13. Steamy vamps, murder, passion and sex. If you were a Buffy the Vampire Slayer fan and True Blood makes you a slave to the idiot box on Sunday nights, you’ll appreciate this piece by Laura Miller on the genre known as Urban Fantasy or Paranormal Romance. It’s a cultural study of the some of the popular heroines pre- and post-Buffy. Here’s a taste: “In your 20s (the age of most urban fantasy heroines), love and sex can seem like a powerful magnetic field, distorting your perceptions of yourself and other people. If you succumb, will you be surrendering control over your own destiny, which is still coming into focus? It’s a question with particular relevance to young women, and the mesmeric power of vampires and other supernatural lovers in urban fantasies speaks to the fear of losing your bearings should you fall under the spell of an especially irresistible suitor.”

14. The NYT provides an interactive map of all NYC’s homicides from 2003 to 2006, which you can view by race, age, sex and time of day.

15. Is there really a John Edwards sex tape? Jeebus.

16. In Vibe‘s voter-fueled “The Best Rapper Ever” contest, it’s defending champ Eminem against 2Pac. They’re both wrong.

17. On a somewhat related note, GOP National Committee Chairman and noted hip-hop fan Michael Steele tells a crowd in Detroit to “don’t write the Republican Party off.” Reaction was, uh, mixed. One panelist: “Michael Jackson is dead. God rest his soul. I am not going to be the Michael Jackson of the Republican Party. You will not use me until I am dead.”

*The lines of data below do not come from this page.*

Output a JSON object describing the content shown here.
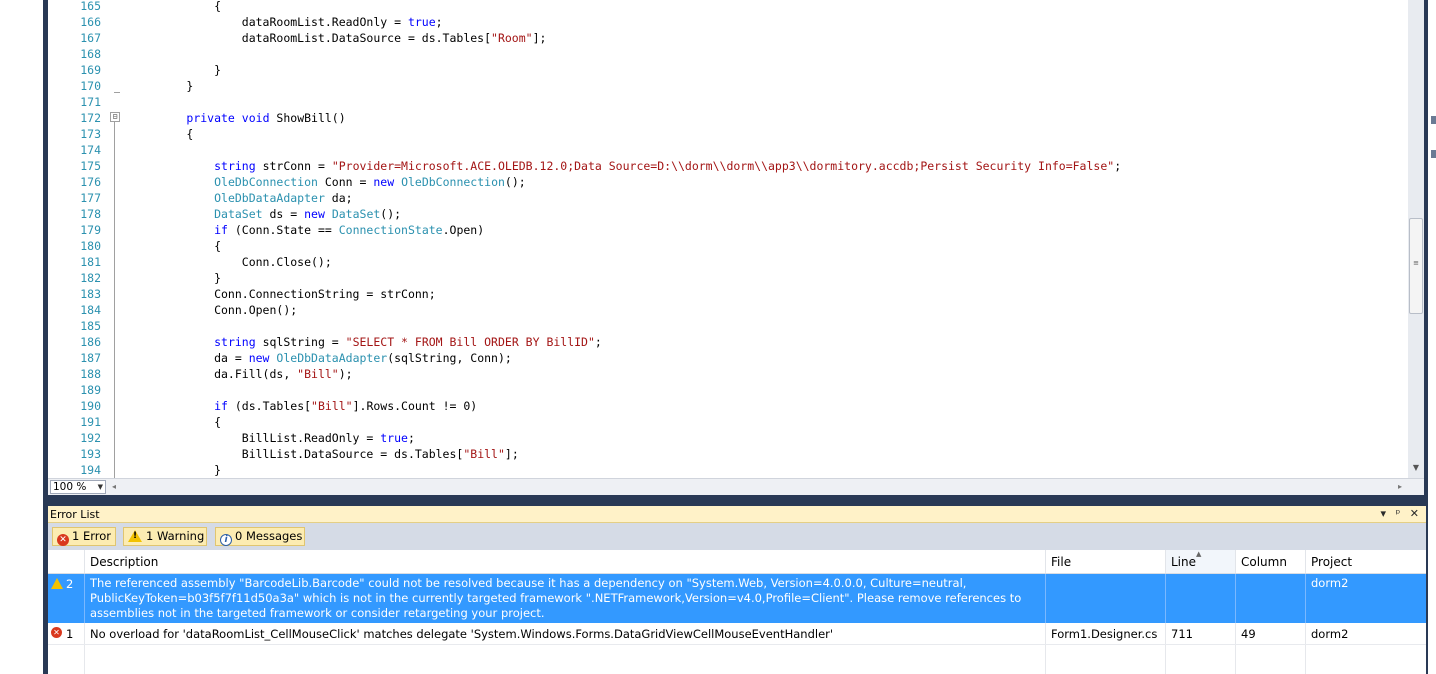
{
  "editor": {
    "lines": [
      {
        "n": "165",
        "tokens": [
          {
            "t": "            {",
            "c": "plain"
          }
        ]
      },
      {
        "n": "166",
        "tokens": [
          {
            "t": "                dataRoomList.ReadOnly = ",
            "c": "plain"
          },
          {
            "t": "true",
            "c": "kw"
          },
          {
            "t": ";",
            "c": "plain"
          }
        ]
      },
      {
        "n": "167",
        "tokens": [
          {
            "t": "                dataRoomList.DataSource = ds.Tables[",
            "c": "plain"
          },
          {
            "t": "\"Room\"",
            "c": "st"
          },
          {
            "t": "];",
            "c": "plain"
          }
        ]
      },
      {
        "n": "168",
        "tokens": []
      },
      {
        "n": "169",
        "tokens": [
          {
            "t": "            }",
            "c": "plain"
          }
        ]
      },
      {
        "n": "170",
        "tokens": [
          {
            "t": "        }",
            "c": "plain"
          }
        ]
      },
      {
        "n": "171",
        "tokens": []
      },
      {
        "n": "172",
        "tokens": [
          {
            "t": "        ",
            "c": "plain"
          },
          {
            "t": "private",
            "c": "kw"
          },
          {
            "t": " ",
            "c": "plain"
          },
          {
            "t": "void",
            "c": "kw"
          },
          {
            "t": " ShowBill()",
            "c": "plain"
          }
        ]
      },
      {
        "n": "173",
        "tokens": [
          {
            "t": "        {",
            "c": "plain"
          }
        ]
      },
      {
        "n": "174",
        "tokens": []
      },
      {
        "n": "175",
        "tokens": [
          {
            "t": "            ",
            "c": "plain"
          },
          {
            "t": "string",
            "c": "kw"
          },
          {
            "t": " strConn = ",
            "c": "plain"
          },
          {
            "t": "\"Provider=Microsoft.ACE.OLEDB.12.0;Data Source=D:\\\\dorm\\\\dorm\\\\app3\\\\dormitory.accdb;Persist Security Info=False\"",
            "c": "st"
          },
          {
            "t": ";",
            "c": "plain"
          }
        ]
      },
      {
        "n": "176",
        "tokens": [
          {
            "t": "            ",
            "c": "plain"
          },
          {
            "t": "OleDbConnection",
            "c": "ty"
          },
          {
            "t": " Conn = ",
            "c": "plain"
          },
          {
            "t": "new",
            "c": "kw"
          },
          {
            "t": " ",
            "c": "plain"
          },
          {
            "t": "OleDbConnection",
            "c": "ty"
          },
          {
            "t": "();",
            "c": "plain"
          }
        ]
      },
      {
        "n": "177",
        "tokens": [
          {
            "t": "            ",
            "c": "plain"
          },
          {
            "t": "OleDbDataAdapter",
            "c": "ty"
          },
          {
            "t": " da;",
            "c": "plain"
          }
        ]
      },
      {
        "n": "178",
        "tokens": [
          {
            "t": "            ",
            "c": "plain"
          },
          {
            "t": "DataSet",
            "c": "ty"
          },
          {
            "t": " ds = ",
            "c": "plain"
          },
          {
            "t": "new",
            "c": "kw"
          },
          {
            "t": " ",
            "c": "plain"
          },
          {
            "t": "DataSet",
            "c": "ty"
          },
          {
            "t": "();",
            "c": "plain"
          }
        ]
      },
      {
        "n": "179",
        "tokens": [
          {
            "t": "            ",
            "c": "plain"
          },
          {
            "t": "if",
            "c": "kw"
          },
          {
            "t": " (Conn.State == ",
            "c": "plain"
          },
          {
            "t": "ConnectionState",
            "c": "ty"
          },
          {
            "t": ".Open)",
            "c": "plain"
          }
        ]
      },
      {
        "n": "180",
        "tokens": [
          {
            "t": "            {",
            "c": "plain"
          }
        ]
      },
      {
        "n": "181",
        "tokens": [
          {
            "t": "                Conn.Close();",
            "c": "plain"
          }
        ]
      },
      {
        "n": "182",
        "tokens": [
          {
            "t": "            }",
            "c": "plain"
          }
        ]
      },
      {
        "n": "183",
        "tokens": [
          {
            "t": "            Conn.ConnectionString = strConn;",
            "c": "plain"
          }
        ]
      },
      {
        "n": "184",
        "tokens": [
          {
            "t": "            Conn.Open();",
            "c": "plain"
          }
        ]
      },
      {
        "n": "185",
        "tokens": []
      },
      {
        "n": "186",
        "tokens": [
          {
            "t": "            ",
            "c": "plain"
          },
          {
            "t": "string",
            "c": "kw"
          },
          {
            "t": " sqlString = ",
            "c": "plain"
          },
          {
            "t": "\"SELECT * FROM Bill ORDER BY BillID\"",
            "c": "st"
          },
          {
            "t": ";",
            "c": "plain"
          }
        ]
      },
      {
        "n": "187",
        "tokens": [
          {
            "t": "            da = ",
            "c": "plain"
          },
          {
            "t": "new",
            "c": "kw"
          },
          {
            "t": " ",
            "c": "plain"
          },
          {
            "t": "OleDbDataAdapter",
            "c": "ty"
          },
          {
            "t": "(sqlString, Conn);",
            "c": "plain"
          }
        ]
      },
      {
        "n": "188",
        "tokens": [
          {
            "t": "            da.Fill(ds, ",
            "c": "plain"
          },
          {
            "t": "\"Bill\"",
            "c": "st"
          },
          {
            "t": ");",
            "c": "plain"
          }
        ]
      },
      {
        "n": "189",
        "tokens": []
      },
      {
        "n": "190",
        "tokens": [
          {
            "t": "            ",
            "c": "plain"
          },
          {
            "t": "if",
            "c": "kw"
          },
          {
            "t": " (ds.Tables[",
            "c": "plain"
          },
          {
            "t": "\"Bill\"",
            "c": "st"
          },
          {
            "t": "].Rows.Count != 0)",
            "c": "plain"
          }
        ]
      },
      {
        "n": "191",
        "tokens": [
          {
            "t": "            {",
            "c": "plain"
          }
        ]
      },
      {
        "n": "192",
        "tokens": [
          {
            "t": "                BillList.ReadOnly = ",
            "c": "plain"
          },
          {
            "t": "true",
            "c": "kw"
          },
          {
            "t": ";",
            "c": "plain"
          }
        ]
      },
      {
        "n": "193",
        "tokens": [
          {
            "t": "                BillList.DataSource = ds.Tables[",
            "c": "plain"
          },
          {
            "t": "\"Bill\"",
            "c": "st"
          },
          {
            "t": "];",
            "c": "plain"
          }
        ]
      },
      {
        "n": "194",
        "tokens": [
          {
            "t": "            }",
            "c": "plain"
          }
        ]
      }
    ],
    "zoom": "100 %",
    "collapse_symbol": "⊟"
  },
  "error_list": {
    "title": "Error List",
    "title_buttons": "▾ ᵖ ✕",
    "filters": {
      "errors": "1 Error",
      "warnings": "1 Warning",
      "messages": "0 Messages"
    },
    "columns": {
      "description": "Description",
      "file": "File",
      "line": "Line",
      "column": "Column",
      "project": "Project"
    },
    "rows": [
      {
        "type": "warning",
        "num": "2",
        "description": "The referenced assembly \"BarcodeLib.Barcode\" could not be resolved because it has a dependency on \"System.Web, Version=4.0.0.0, Culture=neutral, PublicKeyToken=b03f5f7f11d50a3a\" which is not in the currently targeted framework \".NETFramework,Version=v4.0,Profile=Client\". Please remove references to assemblies not in the targeted framework or consider retargeting your project.",
        "file": "",
        "line": "",
        "column": "",
        "project": "dorm2"
      },
      {
        "type": "error",
        "num": "1",
        "description": "No overload for 'dataRoomList_CellMouseClick' matches delegate 'System.Windows.Forms.DataGridViewCellMouseEventHandler'",
        "file": "Form1.Designer.cs",
        "line": "711",
        "column": "49",
        "project": "dorm2"
      }
    ]
  },
  "colors": {
    "frame": "#293955",
    "keyword": "#0000ff",
    "type": "#2b91af",
    "string": "#a31515",
    "selection": "#3399ff",
    "title_bar": "#fff2c8"
  }
}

18. The one industry lobbying to pay more taxes: licensed brothels in Nevada.

19. Why Mitt Romney is a lot like former NBA draft bust Michael Olowakandi.

20. Speaking of the NBA and the draft, Milwaukee Bucks draftee Brandon Jennings is off to a rocky start. And Joe Budden is involved. Bethlehem Shoals, as always, makes a spirited – and thoughtful – defense.

21. Meesh does the hula.

Sorry for the delay. Blame it on the boogie. Or Joe Jackson:

But really: what the hell was wrong with BET last night?